まもなく4月。新入社員の指導係を任される人も少なくないのではないでしょうか。右も左も分からない新入社員、時には叱らなければならない場面もあるけれど、先輩社員としては「叱り方が分からない」「注意しても直らない」といった悩みを抱えることも。業務改善・オフィスコミュニケーション改善士の沢渡あまねさんに、新人を「叱る」スキルについて聞きました。

第1回 先輩社員が告白 私たちが新入社員にモヤモヤする瞬間
第2回 新人のモチベーションを上げる「認める」スキル
第3回 新人のやる気をそがずにミスを指摘する二つの方法
第4回 新人が「期日を守れない」背景と対処法
第5回 新入社員の正しい「叱り方」 叱るべき状況は二つだけ(この記事)
第6回 「励ます」スキル ペップトークのすごい効果(3月20日公開)
第7回 「電話に出ない」「言われたことしかやらない」新人への声掛け(3月23日公開)
第8回 励ますつもりが逆効果? 「嫌味な先輩」と思われない秘訣(3月27日公開)

「叱っても響かない」新人にどう接する?

「叱っても響かない」新人の特徴
・ミスを注意しても謝らない。言い訳されると教える気がなくなる。
・口頭で注意した後に、上司をCCに入れたメールで注意したけど直らない。

「何度も注意したよね?」 (C)PIXTA
「何度も注意したよね?」 (C)PIXTA

そもそも叱るべき状況は二つしかない

 まずは、叱るべき状況の話からしましょう。叱るべき状況は二つありますが、強く叱らなければならないのは(1)のときだけです。

(1)緊急事態
(2)他人に迷惑を掛け続ける状態

 (1)緊急事態は、その行動がセキュリティー上の事故や大きな事件につながる場合です。「そのメール送っちゃダメ!」など、相手の思考を停止させてでも止めなければならない。これは鉄則です。例えば、上から鉄骨が落ちてくるような緊急事態に、「大変恐縮ですが、今、上から鉄骨が……」なんて悠長に話し掛けていられませんよね。相手に寄り添っている場合ではないので、とにかく叱ることで強制的に行動を止めます。

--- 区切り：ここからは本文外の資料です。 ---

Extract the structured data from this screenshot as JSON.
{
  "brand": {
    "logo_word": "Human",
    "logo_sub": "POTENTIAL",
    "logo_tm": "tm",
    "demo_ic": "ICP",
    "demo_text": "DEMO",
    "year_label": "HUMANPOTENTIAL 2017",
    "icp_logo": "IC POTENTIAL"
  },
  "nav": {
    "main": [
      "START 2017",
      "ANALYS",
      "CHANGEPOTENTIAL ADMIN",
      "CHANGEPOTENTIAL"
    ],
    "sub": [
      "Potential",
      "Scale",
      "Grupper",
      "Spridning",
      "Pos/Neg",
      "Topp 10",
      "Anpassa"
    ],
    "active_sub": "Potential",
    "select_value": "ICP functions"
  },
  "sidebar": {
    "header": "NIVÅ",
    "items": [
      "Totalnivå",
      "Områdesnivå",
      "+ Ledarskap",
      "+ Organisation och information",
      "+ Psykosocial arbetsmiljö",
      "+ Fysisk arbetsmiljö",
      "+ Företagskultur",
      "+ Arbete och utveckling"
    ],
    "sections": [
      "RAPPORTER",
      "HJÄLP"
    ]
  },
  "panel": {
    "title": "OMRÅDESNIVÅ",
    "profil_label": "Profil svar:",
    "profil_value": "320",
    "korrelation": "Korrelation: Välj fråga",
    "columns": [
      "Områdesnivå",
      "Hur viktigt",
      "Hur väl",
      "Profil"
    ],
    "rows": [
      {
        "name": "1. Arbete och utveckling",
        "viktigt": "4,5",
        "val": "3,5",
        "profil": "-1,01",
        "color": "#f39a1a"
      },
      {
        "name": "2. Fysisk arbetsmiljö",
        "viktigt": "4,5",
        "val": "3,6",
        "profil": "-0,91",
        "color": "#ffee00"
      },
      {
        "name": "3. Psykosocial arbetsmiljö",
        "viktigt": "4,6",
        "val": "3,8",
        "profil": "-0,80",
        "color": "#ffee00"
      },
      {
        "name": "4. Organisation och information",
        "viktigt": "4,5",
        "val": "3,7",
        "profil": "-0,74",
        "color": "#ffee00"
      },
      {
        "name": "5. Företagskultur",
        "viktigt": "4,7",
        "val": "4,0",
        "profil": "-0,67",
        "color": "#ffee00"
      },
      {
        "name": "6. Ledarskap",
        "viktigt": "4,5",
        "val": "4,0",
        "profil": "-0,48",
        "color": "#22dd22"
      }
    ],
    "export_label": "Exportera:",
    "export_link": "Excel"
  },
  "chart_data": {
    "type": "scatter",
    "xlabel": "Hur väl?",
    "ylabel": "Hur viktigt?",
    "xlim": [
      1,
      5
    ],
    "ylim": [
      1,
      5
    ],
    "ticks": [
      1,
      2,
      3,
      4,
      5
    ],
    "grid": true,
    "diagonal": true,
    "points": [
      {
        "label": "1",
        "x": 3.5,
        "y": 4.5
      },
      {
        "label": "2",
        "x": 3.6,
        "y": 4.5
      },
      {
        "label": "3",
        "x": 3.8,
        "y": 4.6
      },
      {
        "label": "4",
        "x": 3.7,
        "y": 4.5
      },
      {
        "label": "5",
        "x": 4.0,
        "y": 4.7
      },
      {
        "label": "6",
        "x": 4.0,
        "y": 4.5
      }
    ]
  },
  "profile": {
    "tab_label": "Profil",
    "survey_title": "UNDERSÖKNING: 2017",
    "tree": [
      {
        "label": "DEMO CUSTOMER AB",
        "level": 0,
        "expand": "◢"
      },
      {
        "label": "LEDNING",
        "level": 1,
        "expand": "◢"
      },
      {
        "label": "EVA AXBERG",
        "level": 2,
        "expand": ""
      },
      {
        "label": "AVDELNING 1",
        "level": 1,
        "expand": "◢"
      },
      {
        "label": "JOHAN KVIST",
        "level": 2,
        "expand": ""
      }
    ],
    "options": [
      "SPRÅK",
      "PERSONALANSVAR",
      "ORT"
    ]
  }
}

もちろんその後に説明するというフォローは大切です。

 ただし、(1)に該当するシチュエーションはめったにありません。普段の仕事で重要なのは(2)「他人に迷惑を掛け続ける状態」のほう。主に、以下の二種類があります。

・組織としての生産性を下げる行動
・本人の得にならない行動

 「組織としての生産性を下げる行動」とは、お互いの生産性を下げるような仕事のやり方です。この指導では、「教えるスキル」の時にもお話しした、他者目線で視野を広げてあげる伝え方をするのがポイントです。「そういう指示の仕方だと、お客さんが困るんじゃないかな」「そういう聞き方だと、取引先が見積もれないよ」といった、相手の目線に立った言い方で指摘をします。

 「本人の得にならない行動」とは、常に仕事を丸投げしたり、あからさまに口の利き方がなっていないなど、新人自身が損をするような仕事の進め方です。こういう仕事をしていると、社内でも社外でも、いい人やいい仕事が回ってこない状況になってしまいます

 この場合は、「そういう仕事のやり方だと、あなたは仕事ができない人だと思われてしまうよ。相手に評価されなくて、チャンスを与えてもらえないよ」というメッセージをどう伝えるかが重要です。あくまでも「あなたのため」「あなたが損をするよ」という姿勢で話すのです。